The market is still underestimating how much of AXP’s durability is really a mix shift story, not just a payments story. If premium spend continues to outgrow mass-market card spend, Amex’s revenue pool benefits twice: higher merchant economics and a more stable loan book, which matters because the business can fund buybacks through a downturn without needing to re-rate for credit stress. That creates a “quality premium” setup where fundamentals can improve even if the stock is already treated as a defensive financial. The more interesting second-order effect is on Visa and Mastercard. Berkshire’s exit is not a proof point against their networks so much as a signal that, at current pricing, the incremental upside may be more muted than the market assumes if the best spenders increasingly concentrate on a closed-loop ecosystem. If premium consumers keep consolidating discretionary travel and entertainment into higher-fee products, the capturable economics tilt toward issuers with scale plus underwriting, not pure toll collectors. The main risk is that the premium customer cohort is less cyclical, but not non-cyclical.
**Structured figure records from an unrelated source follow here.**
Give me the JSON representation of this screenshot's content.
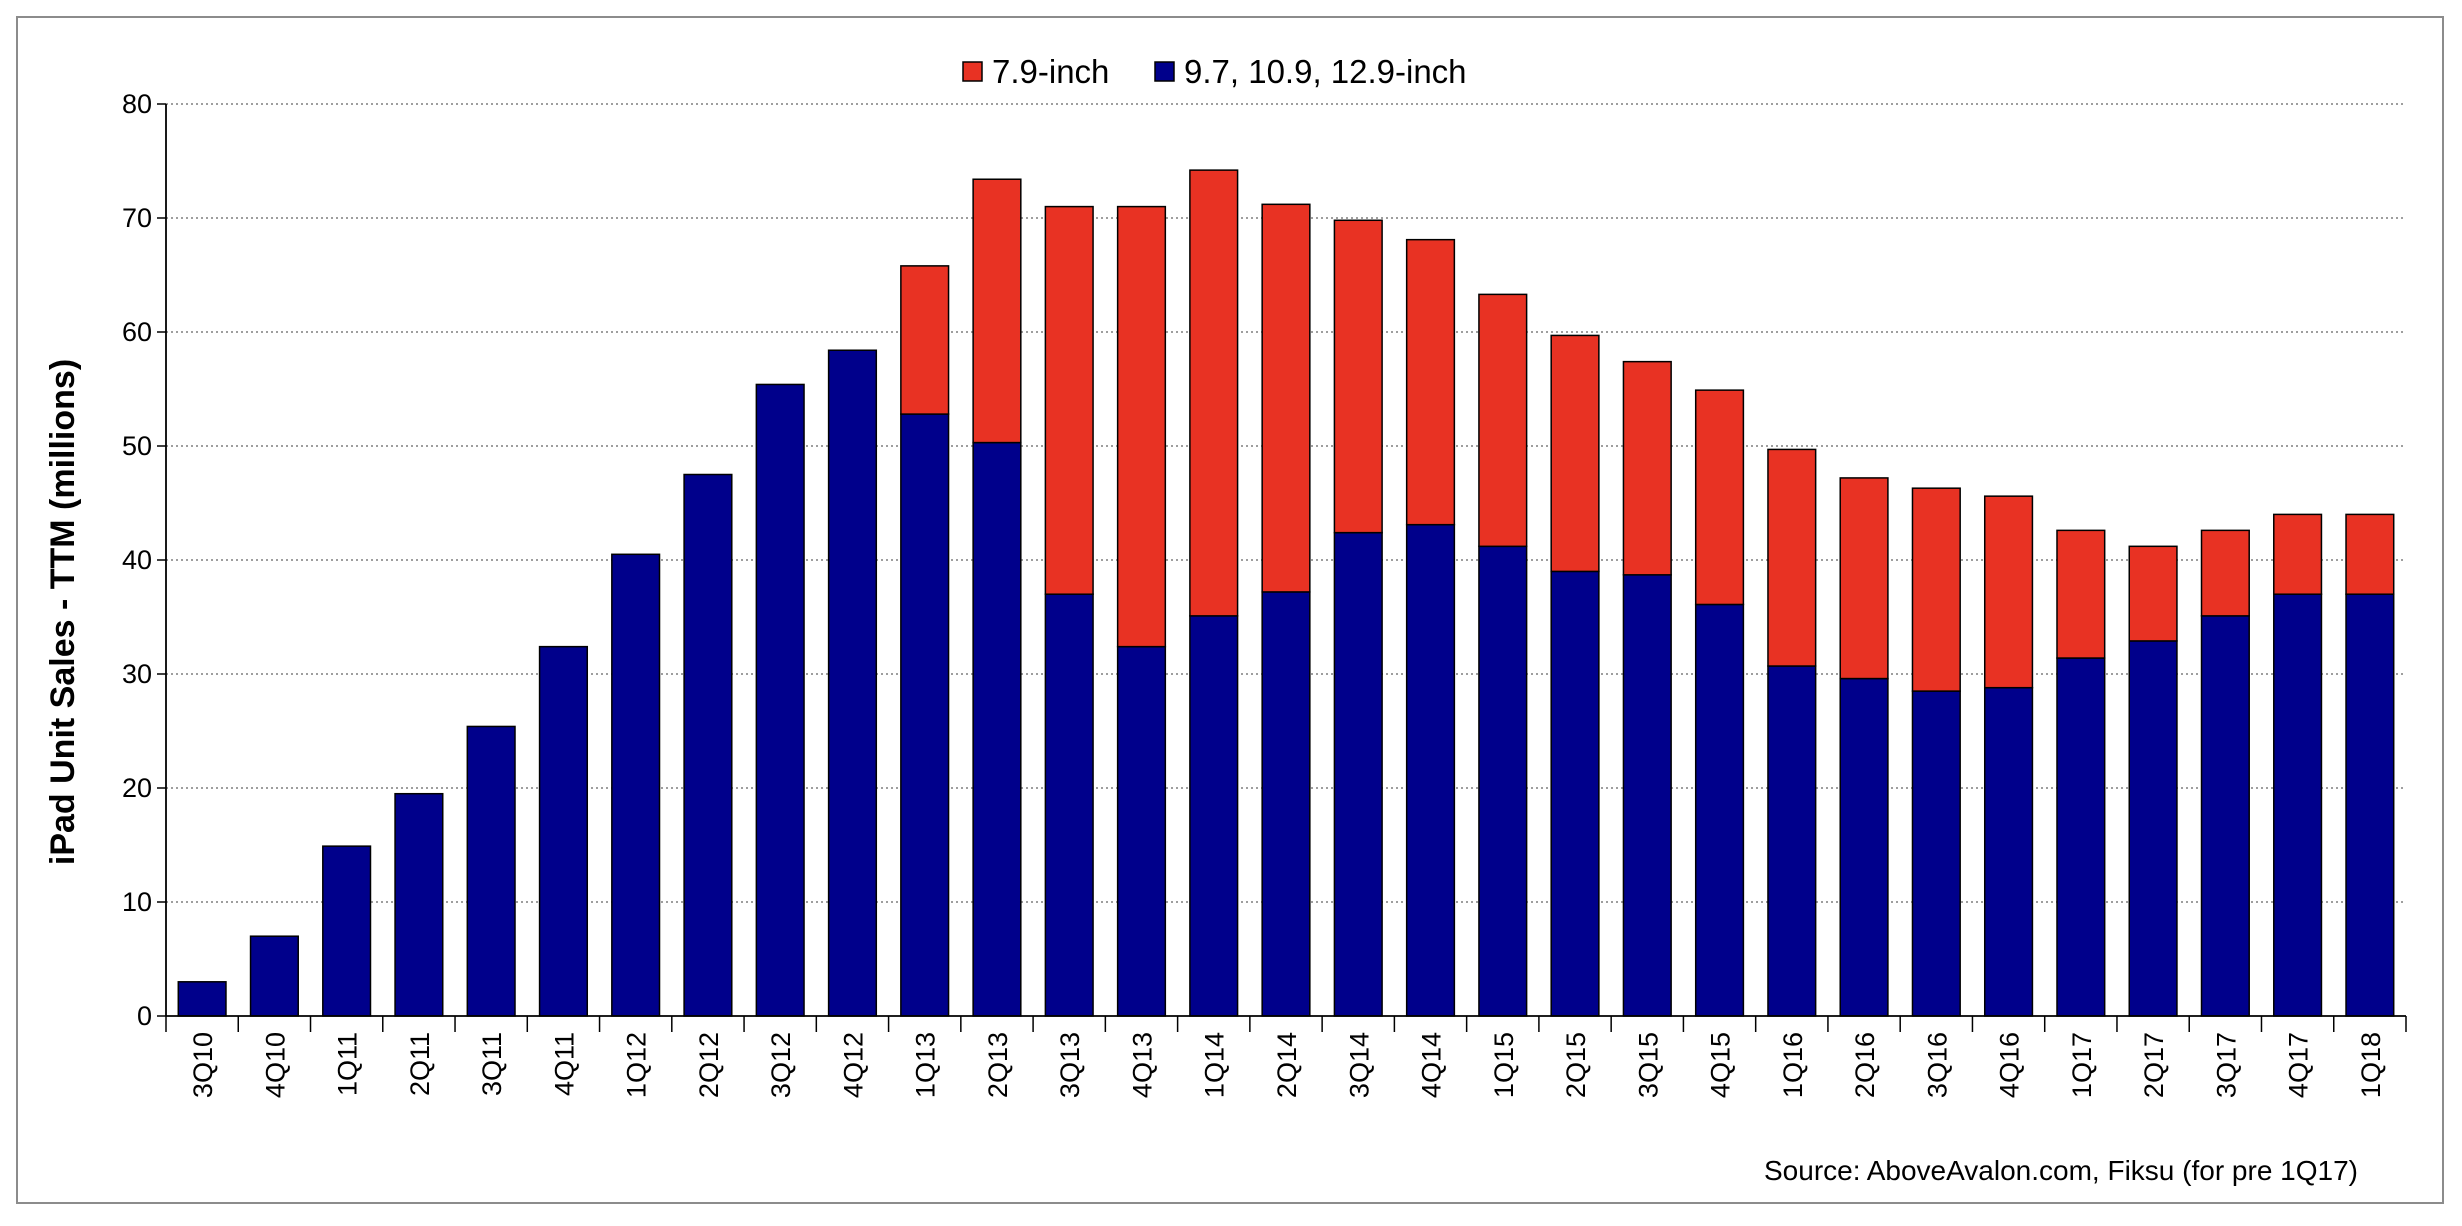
{
  "chart_data": {
    "type": "bar",
    "stacked": true,
    "title": "",
    "xlabel": "",
    "ylabel": "iPad Unit Sales - TTM (millions)",
    "ylim": [
      0,
      80
    ],
    "yticks": [
      0,
      10,
      20,
      30,
      40,
      50,
      60,
      70,
      80
    ],
    "grid": true,
    "legend_position": "top-center",
    "categories": [
      "3Q10",
      "4Q10",
      "1Q11",
      "2Q11",
      "3Q11",
      "4Q11",
      "1Q12",
      "2Q12",
      "3Q12",
      "4Q12",
      "1Q13",
      "2Q13",
      "3Q13",
      "4Q13",
      "1Q14",
      "2Q14",
      "3Q14",
      "4Q14",
      "1Q15",
      "2Q15",
      "3Q15",
      "4Q15",
      "1Q16",
      "2Q16",
      "3Q16",
      "4Q16",
      "1Q17",
      "2Q17",
      "3Q17",
      "4Q17",
      "1Q18"
    ],
    "series": [
      {
        "name": "9.7, 10.9, 12.9-inch",
        "color": "#00008B",
        "values": [
          3.0,
          7.0,
          14.9,
          19.5,
          25.4,
          32.4,
          40.5,
          47.5,
          55.4,
          58.4,
          52.8,
          50.3,
          37.0,
          32.4,
          35.1,
          37.2,
          42.4,
          43.1,
          41.2,
          39.0,
          38.7,
          36.1,
          30.7,
          29.6,
          28.5,
          28.8,
          31.4,
          32.9,
          35.1,
          37.0,
          37.0
        ]
      },
      {
        "name": "7.9-inch",
        "color": "#E83223",
        "values": [
          0,
          0,
          0,
          0,
          0,
          0,
          0,
          0,
          0,
          0,
          13.0,
          23.1,
          34.0,
          38.6,
          39.1,
          34.0,
          27.4,
          25.0,
          22.1,
          20.7,
          18.7,
          18.8,
          19.0,
          17.6,
          17.8,
          16.8,
          11.2,
          8.3,
          7.5,
          7.0,
          7.0
        ]
      }
    ]
  },
  "legend": {
    "items": [
      {
        "label": "7.9-inch",
        "color": "#E83223"
      },
      {
        "label": "9.7, 10.9, 12.9-inch",
        "color": "#00008B"
      }
    ]
  },
  "source": "Source: AboveAvalon.com, Fiksu (for pre 1Q17)"
}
A sharp slowdown in business travel, premium retail, or a labor-market air pocket would pressure transaction growth first and credit quality later, meaning the stock can de-rate on volume before losses show up. That makes the next 1-2 quarters more about spend growth and share gains than charge-offs; if spend decelerates, the current optimism becomes fragile fast. Consensus may also be overstating Berkshire’s endorsement as a fresh catalyst. The bigger read-through is that buybacks and dividends can keep compounding per-share economics, but the multiple only deserves to expand if management can prove that high-spend customer acquisition remains efficient after years of premium-brand saturation. On balance, the setup looks constructive, but not for the reason most headlines imply: the real edge is capital efficiency plus underwriting resilience, not brand alone.